What impact has it had on your health?
Well, I no longer have Type 2 diabetes! I no longer take tablets for high blood pressure or high cholesterol. I have never been so fit and healthy as far as I can remember. I go kayaking 2-3 times per week weather permitting. I go to karate once a week. I swim five times per week. I cycle and walk everywhere and we hardly ever use our car. I feel and look years younger and look so much better. I like myself so much more as well.
How did your wife handle the change in you?
My wife was supportive. I think she was scared of breaking the spell, however she didn’t dare say too much in the early days.
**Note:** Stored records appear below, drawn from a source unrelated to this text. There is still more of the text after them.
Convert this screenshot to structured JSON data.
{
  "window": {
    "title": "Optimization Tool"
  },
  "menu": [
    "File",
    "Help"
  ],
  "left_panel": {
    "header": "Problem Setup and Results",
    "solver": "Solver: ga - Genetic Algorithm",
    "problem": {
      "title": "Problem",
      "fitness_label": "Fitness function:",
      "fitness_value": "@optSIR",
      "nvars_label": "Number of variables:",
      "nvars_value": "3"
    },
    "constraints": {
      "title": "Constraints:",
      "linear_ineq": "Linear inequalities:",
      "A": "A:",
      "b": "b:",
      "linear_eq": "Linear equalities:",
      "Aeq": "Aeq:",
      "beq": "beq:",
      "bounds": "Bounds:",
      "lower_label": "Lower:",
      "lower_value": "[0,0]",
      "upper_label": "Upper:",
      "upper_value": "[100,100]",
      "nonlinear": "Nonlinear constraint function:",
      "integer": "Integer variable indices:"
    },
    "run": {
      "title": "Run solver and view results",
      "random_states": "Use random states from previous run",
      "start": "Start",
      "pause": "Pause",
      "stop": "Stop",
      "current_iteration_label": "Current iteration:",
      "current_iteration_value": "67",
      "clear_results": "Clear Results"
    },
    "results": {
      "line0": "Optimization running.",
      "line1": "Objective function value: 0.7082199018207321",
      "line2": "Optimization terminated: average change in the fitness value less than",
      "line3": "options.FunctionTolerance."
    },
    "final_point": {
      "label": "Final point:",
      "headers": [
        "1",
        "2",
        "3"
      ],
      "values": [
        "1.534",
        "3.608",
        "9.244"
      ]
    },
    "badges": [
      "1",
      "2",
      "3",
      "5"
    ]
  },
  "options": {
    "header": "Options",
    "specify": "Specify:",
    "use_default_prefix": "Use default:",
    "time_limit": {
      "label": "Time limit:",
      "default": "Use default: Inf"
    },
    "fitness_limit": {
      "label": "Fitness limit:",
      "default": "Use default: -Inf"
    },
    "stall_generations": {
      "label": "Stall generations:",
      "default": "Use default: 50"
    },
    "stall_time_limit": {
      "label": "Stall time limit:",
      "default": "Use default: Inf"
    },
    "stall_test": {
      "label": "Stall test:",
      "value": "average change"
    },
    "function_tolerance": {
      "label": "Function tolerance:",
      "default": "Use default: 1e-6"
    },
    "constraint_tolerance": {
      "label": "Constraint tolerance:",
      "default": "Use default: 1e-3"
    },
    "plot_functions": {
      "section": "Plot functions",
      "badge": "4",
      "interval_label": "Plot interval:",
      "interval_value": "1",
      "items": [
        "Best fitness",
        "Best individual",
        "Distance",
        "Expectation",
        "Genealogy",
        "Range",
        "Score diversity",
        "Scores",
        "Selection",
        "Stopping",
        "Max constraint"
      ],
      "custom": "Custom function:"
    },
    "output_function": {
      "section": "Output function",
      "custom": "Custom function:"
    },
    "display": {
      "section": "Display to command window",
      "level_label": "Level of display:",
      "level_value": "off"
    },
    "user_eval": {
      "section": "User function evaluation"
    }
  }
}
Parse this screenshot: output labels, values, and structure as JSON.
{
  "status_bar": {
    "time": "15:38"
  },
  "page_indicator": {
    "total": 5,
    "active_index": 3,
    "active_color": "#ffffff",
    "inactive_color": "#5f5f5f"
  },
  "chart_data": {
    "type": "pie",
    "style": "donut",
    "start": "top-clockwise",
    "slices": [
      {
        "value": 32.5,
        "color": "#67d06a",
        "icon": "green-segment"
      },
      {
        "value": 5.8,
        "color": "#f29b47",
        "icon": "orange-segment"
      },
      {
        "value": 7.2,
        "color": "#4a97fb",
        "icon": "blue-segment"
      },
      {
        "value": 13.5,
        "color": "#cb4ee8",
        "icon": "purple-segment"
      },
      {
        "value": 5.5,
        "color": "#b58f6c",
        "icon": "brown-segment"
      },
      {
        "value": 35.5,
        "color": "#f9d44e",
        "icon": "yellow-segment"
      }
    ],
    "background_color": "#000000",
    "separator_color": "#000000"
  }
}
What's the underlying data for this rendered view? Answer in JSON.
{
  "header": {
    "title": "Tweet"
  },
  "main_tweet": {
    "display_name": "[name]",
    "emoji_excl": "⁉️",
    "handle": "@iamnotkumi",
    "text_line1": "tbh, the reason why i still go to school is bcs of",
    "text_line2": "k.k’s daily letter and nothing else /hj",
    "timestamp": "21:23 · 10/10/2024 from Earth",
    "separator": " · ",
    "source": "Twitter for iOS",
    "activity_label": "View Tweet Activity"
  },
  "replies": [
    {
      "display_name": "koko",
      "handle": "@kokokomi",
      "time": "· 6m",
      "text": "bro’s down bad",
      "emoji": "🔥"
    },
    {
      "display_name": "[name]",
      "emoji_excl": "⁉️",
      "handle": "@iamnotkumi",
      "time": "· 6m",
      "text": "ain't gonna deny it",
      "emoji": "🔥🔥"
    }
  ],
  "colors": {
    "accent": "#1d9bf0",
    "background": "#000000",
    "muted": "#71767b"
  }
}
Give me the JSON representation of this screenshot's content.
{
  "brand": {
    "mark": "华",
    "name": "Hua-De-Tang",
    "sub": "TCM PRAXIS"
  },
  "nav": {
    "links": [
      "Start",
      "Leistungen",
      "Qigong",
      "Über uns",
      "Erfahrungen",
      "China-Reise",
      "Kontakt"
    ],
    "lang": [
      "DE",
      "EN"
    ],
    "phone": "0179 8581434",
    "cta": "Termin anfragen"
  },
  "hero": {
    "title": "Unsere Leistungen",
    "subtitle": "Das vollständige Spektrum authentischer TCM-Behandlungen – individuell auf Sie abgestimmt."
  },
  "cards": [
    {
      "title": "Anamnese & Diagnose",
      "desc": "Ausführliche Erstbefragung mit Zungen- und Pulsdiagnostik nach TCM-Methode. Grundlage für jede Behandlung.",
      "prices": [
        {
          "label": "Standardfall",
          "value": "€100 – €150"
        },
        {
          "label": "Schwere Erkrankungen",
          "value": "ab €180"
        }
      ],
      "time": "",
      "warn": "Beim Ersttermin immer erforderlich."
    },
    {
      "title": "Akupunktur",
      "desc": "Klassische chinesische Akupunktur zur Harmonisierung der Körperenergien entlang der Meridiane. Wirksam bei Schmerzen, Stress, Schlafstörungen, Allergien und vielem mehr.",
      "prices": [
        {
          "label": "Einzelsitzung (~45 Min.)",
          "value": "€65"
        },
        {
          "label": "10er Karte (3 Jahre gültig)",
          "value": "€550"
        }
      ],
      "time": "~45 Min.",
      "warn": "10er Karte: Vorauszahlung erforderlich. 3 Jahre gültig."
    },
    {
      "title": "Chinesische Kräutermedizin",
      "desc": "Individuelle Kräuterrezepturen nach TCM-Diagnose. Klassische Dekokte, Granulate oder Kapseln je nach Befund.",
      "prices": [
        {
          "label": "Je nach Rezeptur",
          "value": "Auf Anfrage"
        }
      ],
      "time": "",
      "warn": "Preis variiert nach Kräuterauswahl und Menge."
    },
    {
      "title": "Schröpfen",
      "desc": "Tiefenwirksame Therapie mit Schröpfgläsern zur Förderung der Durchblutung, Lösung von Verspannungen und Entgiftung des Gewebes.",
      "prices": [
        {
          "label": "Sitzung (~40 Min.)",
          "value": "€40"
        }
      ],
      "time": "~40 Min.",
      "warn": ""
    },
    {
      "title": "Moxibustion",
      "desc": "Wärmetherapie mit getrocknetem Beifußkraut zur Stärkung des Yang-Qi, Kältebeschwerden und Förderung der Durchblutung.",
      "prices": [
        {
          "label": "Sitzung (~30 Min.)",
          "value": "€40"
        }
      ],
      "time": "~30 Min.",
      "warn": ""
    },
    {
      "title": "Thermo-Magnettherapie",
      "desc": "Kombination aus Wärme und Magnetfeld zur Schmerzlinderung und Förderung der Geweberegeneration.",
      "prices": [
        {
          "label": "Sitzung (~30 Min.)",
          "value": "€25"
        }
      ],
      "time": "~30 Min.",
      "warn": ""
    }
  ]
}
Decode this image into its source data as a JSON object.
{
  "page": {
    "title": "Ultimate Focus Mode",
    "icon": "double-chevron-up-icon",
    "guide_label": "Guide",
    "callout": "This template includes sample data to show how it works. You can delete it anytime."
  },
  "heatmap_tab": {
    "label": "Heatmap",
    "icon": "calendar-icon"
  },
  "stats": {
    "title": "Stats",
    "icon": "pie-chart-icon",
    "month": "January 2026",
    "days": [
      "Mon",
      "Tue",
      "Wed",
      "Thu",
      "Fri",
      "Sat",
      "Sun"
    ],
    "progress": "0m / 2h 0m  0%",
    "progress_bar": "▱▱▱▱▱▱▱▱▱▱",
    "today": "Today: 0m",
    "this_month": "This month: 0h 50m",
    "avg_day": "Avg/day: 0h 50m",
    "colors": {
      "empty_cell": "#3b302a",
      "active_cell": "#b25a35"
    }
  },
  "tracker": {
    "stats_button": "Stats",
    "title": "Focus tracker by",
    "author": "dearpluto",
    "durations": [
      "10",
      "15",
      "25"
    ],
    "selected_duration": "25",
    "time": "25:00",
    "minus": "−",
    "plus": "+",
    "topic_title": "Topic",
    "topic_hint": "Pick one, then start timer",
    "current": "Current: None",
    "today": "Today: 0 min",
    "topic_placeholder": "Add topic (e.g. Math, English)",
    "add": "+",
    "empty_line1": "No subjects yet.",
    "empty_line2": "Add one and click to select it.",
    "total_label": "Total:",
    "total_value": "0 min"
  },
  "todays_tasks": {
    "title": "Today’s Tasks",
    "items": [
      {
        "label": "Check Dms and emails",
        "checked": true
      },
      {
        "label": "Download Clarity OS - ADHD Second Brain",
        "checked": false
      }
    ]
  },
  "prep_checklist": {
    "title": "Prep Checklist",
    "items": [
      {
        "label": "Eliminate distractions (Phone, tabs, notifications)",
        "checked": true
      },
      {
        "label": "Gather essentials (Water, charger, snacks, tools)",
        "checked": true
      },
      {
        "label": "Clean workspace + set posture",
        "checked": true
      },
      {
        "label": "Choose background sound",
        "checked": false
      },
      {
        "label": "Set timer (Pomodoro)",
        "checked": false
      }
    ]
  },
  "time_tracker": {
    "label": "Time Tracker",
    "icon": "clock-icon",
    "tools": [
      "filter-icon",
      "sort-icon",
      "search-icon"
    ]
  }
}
It is only now I realise what hell she went through having to live with an alcoholic, something I would never have considered calling myself at the time.
What surprised you about losing weight?
It was strange how quickly the weight fell away, despite all the sweet things I was eating. It literally took two months for me to reach the weight I am now.
What would you say to other guys who were possibly thinking of giving up alcohol, whether for the weight side of things or for the health angles?
What I should have said to myself is that you have spent your life drinking, and consequently made the last twenty years more difficult because of illness caused by drinking and being overweight. Knock it on the head now, live a far fuller, longer and more enjoyable life; save a huge amount of money into the bargain and finally create the person you have always wanted to be. If I had any advice for guys who wanted to stop I’d say go and check out I Don’t Drink and read the book.
You’re Prime Minister for the day, what one law do you bring in?
I would charge people for hospital care where drink or self-inflicted obesity were the cause of the illness or injury.